Старцы недоуменно переглянулись.
– А ты знаешь лекарство? – спросил Амвросий.
– Немножко, – ответил Никон и смущенно улыбнулся, обрадованный, что может сделать что-то полезное для них.
Спустя две недели Даниилу сделалось лучше, и он смог самостоятельно присаживаться. Кашель его смягчился, сделался реже, и появился аппетит. Никон ухаживал за ним, как за малым ребенком.
Когда удавалось, он шел к облюбованной им опушке, находившейся в полуверсте от Троицкого подворья, и возводил из сосновых бревен сруб, обтесывая снаружи и внутри. Салмов помогал ему строить сени, чулан и крытое крыльцо возле кельи. Покрытие они сделали из досок, скрепив их гвоздями. Низкая дверь с окошком в виде отверстия вела внутрь избушки кельи. С южной стороны прорубили окно, которое изнутри плотно закрывалось на деревянную задвижку.
Когда сруб был готов, Никон перешел в него жить. И теперь в маленьком окошке его кельи по ночам зажигался и мигал огонек свечника, в котором коптилось сало тюленей, ворвань. Все предметы повседневного обихода – одежду, обувь, ворвань монахи получили из монастырской казны от келаря Никодима. Каждому монаху в скиту полагалось иметь две пары одежды: будничную и праздничную, которую они сами стирали в море или ручьях, развешивая для просушки на кустах и деревьях.

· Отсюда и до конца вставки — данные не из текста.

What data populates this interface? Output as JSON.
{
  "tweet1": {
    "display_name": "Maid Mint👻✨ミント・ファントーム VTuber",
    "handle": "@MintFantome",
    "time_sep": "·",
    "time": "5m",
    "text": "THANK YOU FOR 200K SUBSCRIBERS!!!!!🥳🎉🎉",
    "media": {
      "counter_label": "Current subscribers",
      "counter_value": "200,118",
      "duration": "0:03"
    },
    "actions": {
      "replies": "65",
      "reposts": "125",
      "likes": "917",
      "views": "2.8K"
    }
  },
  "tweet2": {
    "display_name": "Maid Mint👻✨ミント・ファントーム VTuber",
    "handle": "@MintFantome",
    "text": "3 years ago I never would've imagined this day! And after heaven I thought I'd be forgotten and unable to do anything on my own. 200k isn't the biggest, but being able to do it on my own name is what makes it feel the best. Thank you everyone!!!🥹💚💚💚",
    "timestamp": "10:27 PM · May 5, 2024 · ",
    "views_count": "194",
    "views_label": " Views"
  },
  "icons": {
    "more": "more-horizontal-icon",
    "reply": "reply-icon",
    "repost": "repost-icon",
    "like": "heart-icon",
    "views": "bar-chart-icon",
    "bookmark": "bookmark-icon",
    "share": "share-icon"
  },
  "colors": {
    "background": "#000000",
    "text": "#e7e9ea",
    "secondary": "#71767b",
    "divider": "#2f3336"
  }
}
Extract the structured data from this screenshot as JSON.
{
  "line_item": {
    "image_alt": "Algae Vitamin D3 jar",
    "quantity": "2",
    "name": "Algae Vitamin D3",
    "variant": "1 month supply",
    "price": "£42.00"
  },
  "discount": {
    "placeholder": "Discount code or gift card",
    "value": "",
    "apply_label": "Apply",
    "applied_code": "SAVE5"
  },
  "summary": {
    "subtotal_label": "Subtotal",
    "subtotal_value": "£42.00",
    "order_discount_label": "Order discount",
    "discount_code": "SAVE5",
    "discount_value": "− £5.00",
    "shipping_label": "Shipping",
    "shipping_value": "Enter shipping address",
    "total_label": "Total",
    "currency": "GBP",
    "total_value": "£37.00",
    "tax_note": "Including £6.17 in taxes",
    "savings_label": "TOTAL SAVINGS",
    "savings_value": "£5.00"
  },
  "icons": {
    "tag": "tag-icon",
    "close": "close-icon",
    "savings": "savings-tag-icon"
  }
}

Одежда, в которой Никон пришел в скит, давно износилась. Но когда он спросил келаря Никодима, можно ли ему получить новую, тот ехидно прищурился и ответил, что срок еще не подошел. И подойдет, когда на землю ляжет снег. Никон пожаловался на него Елеазару, но старец ответил, что вмешиваться не будет и придется потерпеть до зимы.
С появлением Никона монахов в скиту стало двенадцать человек. Все они считали себя учениками преподобного Елеазара, записывали его высказывания в свитки, которые потом относили на хранение в монастырскую библиотеку. Жили монахи отчужденно, приходя по субботам и воскресеньям на общие Литургии в Троицкую церковь.
Никон ни с кем из братьев монахов не сходился. Чаще всего ему приходилось общаться с келарем Никодимом, суетливым и беспокойным человеком. Тот жил при храме в маленькой келье и по долгу службы отвечал за поддержание церкви и хозяйственного подворья в надлежащем виде.